Psychology students continue to carry messages of encouragement and solidarity
Young university students of URACCAN Bluefields enclosure, showing papergraphers with messages of emotional support.
Por
Josselyn Flores
Publicado

Support for the emotional health of URACCAN staff

Students of the Career Psychology in Multicultural Contexts, led by the graduate Marsha Cuadra, professor of Psychology, continue to bring positive encouragement and messages to the staff of URACCAN Bluefields precinct.

The reflections of the student are framed in the context that the country lives in the face of the health situation that is generating tension and stress in the population.

Faced with this, the teacher states that "from the area of Psychology we are promoting positive actions in order to maintain emotional balance, the students created some recommendations that they shared with the university community, workers, teachers and students of the campus".

Cuadra explains that the objective is to promote these activities of reflection with each person being reached; "We are doing this so so that everyone can have emotional stability, which is vitally important within their work and in their homes."

The dynamic with which the students and the teacher worked was to translate in papergraph the orientations they deemed appropriate to ensure emotional health; they were subsequently shared through visits to the different offices of each worker in the compound.

University Eleonora Peña explained that "as psychology students we are reaching the university community with messages of stress management and motivating them emotionally; among the recommendations we are sharing is to maintain faith especially right now that we are living in the face of health problems."

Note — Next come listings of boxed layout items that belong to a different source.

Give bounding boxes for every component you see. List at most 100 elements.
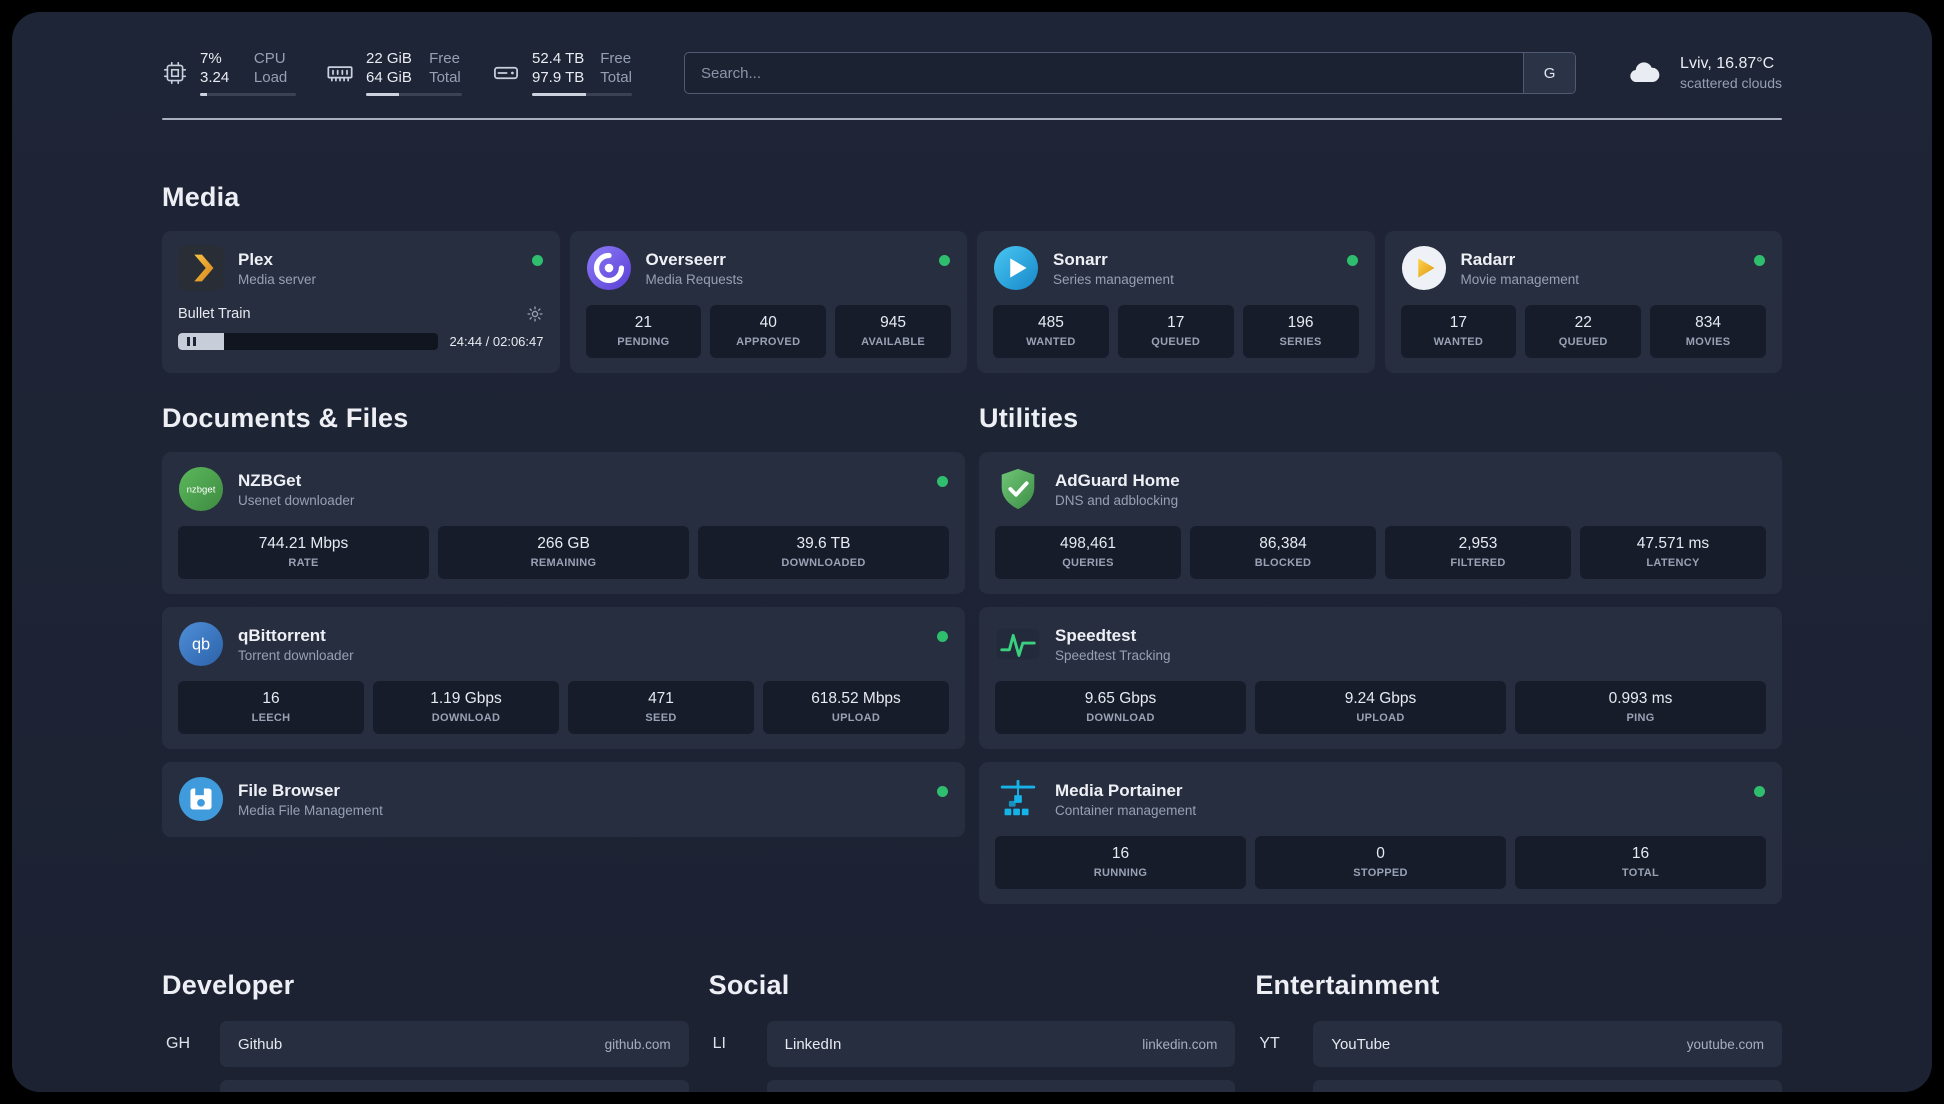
app-frame: 7% CPU 3.24 Load 22 GiB Free 64 GiB Tota…	[0, 0, 1944, 1104]
service-name: qBittorrent	[238, 626, 326, 645]
cpu-percent: 7%	[200, 50, 222, 67]
service-card-nzbget[interactable]: nzbget NZBGet Usenet downloader 744.21 M…	[162, 452, 965, 594]
dashboard-panel: 7% CPU 3.24 Load 22 GiB Free 64 GiB Tota…	[12, 12, 1932, 1092]
disk-widget: 52.4 TB Free 97.9 TB Total	[492, 50, 632, 96]
service-name: Sonarr	[1053, 250, 1108, 269]
service-card-overseerr[interactable]: Overseerr Media Requests 21 PENDING 40 APP…	[569, 231, 967, 373]
overseerr-icon	[586, 245, 632, 291]
bookmark-name: YouTube	[1331, 1035, 1391, 1053]
status-dot	[937, 631, 948, 642]
stat-seed: 471 SEED	[568, 681, 754, 734]
disk-free-label: Free	[600, 50, 632, 67]
bookmark-twitter[interactable]: TW Twitter twitter.com	[709, 1080, 1236, 1092]
stat-leech: 16 LEECH	[178, 681, 364, 734]
playback-progress-bar[interactable]	[178, 333, 438, 350]
stat-queued: 22 QUEUED	[1525, 305, 1642, 358]
memory-total-label: Total	[429, 69, 461, 86]
bookmark-github[interactable]: GH Github github.com	[162, 1021, 689, 1067]
service-desc: Torrent downloader	[238, 648, 354, 663]
cpu-usage-bar	[200, 93, 296, 96]
topbar-divider	[162, 118, 1782, 120]
svg-text:qb: qb	[192, 636, 210, 654]
gear-icon[interactable]	[526, 305, 544, 323]
service-desc: Media Requests	[645, 272, 744, 287]
stat-stopped: 0 STOPPED	[1255, 836, 1506, 889]
service-card-portainer[interactable]: Media Portainer Container management 16 R…	[979, 762, 1782, 904]
service-card-filebrowser[interactable]: File Browser Media File Management	[162, 762, 965, 837]
status-dot	[937, 476, 948, 487]
stat-filtered: 2,953 FILTERED	[1385, 526, 1571, 579]
service-desc: Usenet downloader	[238, 493, 355, 508]
cpu-load-label: Load	[253, 69, 288, 86]
service-card-speedtest[interactable]: Speedtest Speedtest Tracking 9.65 Gbps DO…	[979, 607, 1782, 749]
bookmark-abbr: YT	[1259, 1035, 1280, 1052]
pause-icon[interactable]	[178, 333, 224, 350]
topbar: 7% CPU 3.24 Load 22 GiB Free 64 GiB Tota…	[162, 50, 1782, 96]
bookmark-name: Github	[238, 1035, 283, 1053]
media-group: Plex Media server Bullet Train 24:44 / 0…	[162, 231, 1782, 373]
nzbget-icon: nzbget	[178, 466, 224, 512]
status-dot	[1346, 255, 1358, 266]
service-desc: Speedtest Tracking	[1055, 648, 1171, 663]
service-name: File Browser	[238, 781, 341, 800]
disk-icon	[492, 59, 520, 87]
search-input[interactable]	[684, 53, 1524, 93]
status-dot	[937, 786, 948, 797]
cloud-icon	[1620, 55, 1666, 91]
section-title-media: Media	[162, 182, 240, 212]
status-dot	[1754, 786, 1765, 797]
search-bar: G	[683, 52, 1577, 94]
service-card-plex[interactable]: Plex Media server Bullet Train 24:44 / 0…	[162, 231, 560, 373]
disk-free-value: 52.4 TB	[532, 50, 585, 67]
disk-total-label: Total	[600, 69, 632, 86]
bookmark-netflix[interactable]: NF Netflix netflix.com	[1255, 1080, 1782, 1092]
section-title-developer: Developer	[162, 970, 295, 1000]
stat-blocked: 86,384 BLOCKED	[1190, 526, 1376, 579]
qbittorrent-icon: qb	[178, 621, 224, 667]
stat-series: 196 SERIES	[1242, 305, 1359, 358]
service-card-radarr[interactable]: Radarr Movie management 17 WANTED 22 QUEUE…	[1384, 231, 1782, 373]
bookmark-url: youtube.com	[1686, 1036, 1764, 1052]
service-desc: Media File Management	[238, 803, 383, 818]
stat-rate: 744.21 Mbps RATE	[178, 526, 429, 579]
memory-free-label: Free	[429, 50, 460, 67]
speedtest-icon	[995, 621, 1041, 667]
service-card-qbittorrent[interactable]: qb qBittorrent Torrent downloader 16 LEEC…	[162, 607, 965, 749]
search-provider-button[interactable]: G	[1523, 53, 1576, 93]
stat-movies: 834 MOVIES	[1650, 305, 1766, 358]
service-name: Media Portainer	[1055, 781, 1183, 800]
service-desc: DNS and adblocking	[1055, 493, 1179, 508]
stat-wanted: 485 WANTED	[993, 305, 1109, 358]
disk-usage-bar	[532, 93, 632, 96]
status-dot	[939, 255, 950, 266]
section-title-entertainment: Entertainment	[1255, 970, 1440, 1000]
bookmark-stackoverflow[interactable]: SO StackOverflow stackoverflow.com	[162, 1080, 689, 1092]
bookmarks-developer: Developer GH Github github.com SO StackO…	[162, 970, 689, 1092]
playback-time: 24:44 / 02:06:47	[449, 334, 544, 349]
memory-total-value: 64 GiB	[366, 69, 412, 86]
stat-queries: 498,461 QUERIES	[995, 526, 1181, 579]
stat-upload: 9.24 Gbps UPLOAD	[1255, 681, 1506, 734]
service-name: Plex	[238, 250, 273, 269]
stat-total: 16 TOTAL	[1515, 836, 1766, 889]
bookmark-url: github.com	[604, 1036, 671, 1052]
stat-available: 945 AVAILABLE	[835, 305, 951, 358]
cpu-chip-icon	[162, 60, 188, 86]
bookmark-linkedin[interactable]: LI LinkedIn linkedin.com	[709, 1021, 1236, 1067]
cpu-label: CPU	[253, 50, 286, 67]
portainer-icon	[995, 776, 1041, 822]
service-card-sonarr[interactable]: Sonarr Series management 485 WANTED 17 QUE…	[977, 231, 1375, 373]
weather-location: Lviv, 16.87°C	[1680, 55, 1775, 72]
stat-remaining: 266 GB REMAINING	[438, 526, 689, 579]
memory-icon	[326, 59, 354, 87]
section-title-documents: Documents & Files	[162, 403, 409, 433]
weather-condition: scattered clouds	[1680, 75, 1782, 91]
service-desc: Movie management	[1460, 272, 1580, 287]
radarr-icon	[1401, 245, 1447, 291]
bookmarks-entertainment: Entertainment YT YouTube youtube.com NF …	[1255, 970, 1782, 1092]
service-card-adguard[interactable]: AdGuard Home DNS and adblocking 498,461 Q…	[979, 452, 1782, 594]
bookmark-youtube[interactable]: YT YouTube youtube.com	[1255, 1021, 1782, 1067]
stat-download: 9.65 Gbps DOWNLOAD	[995, 681, 1246, 734]
plex-icon	[178, 245, 224, 291]
section-title-utilities: Utilities	[979, 403, 1079, 433]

Peña also emphasizes that another important action to implement is timely information, so they advise choosing a specific time and a means of preference to be properly informed, without falling into out of control because of bad information.

Similarly, the young Alastenia López, another psychology student, said they hope to get positive results with this dynamic. "We hope that the people we are visiting will reflect on the emotional state they have had about the current situation," she concluded.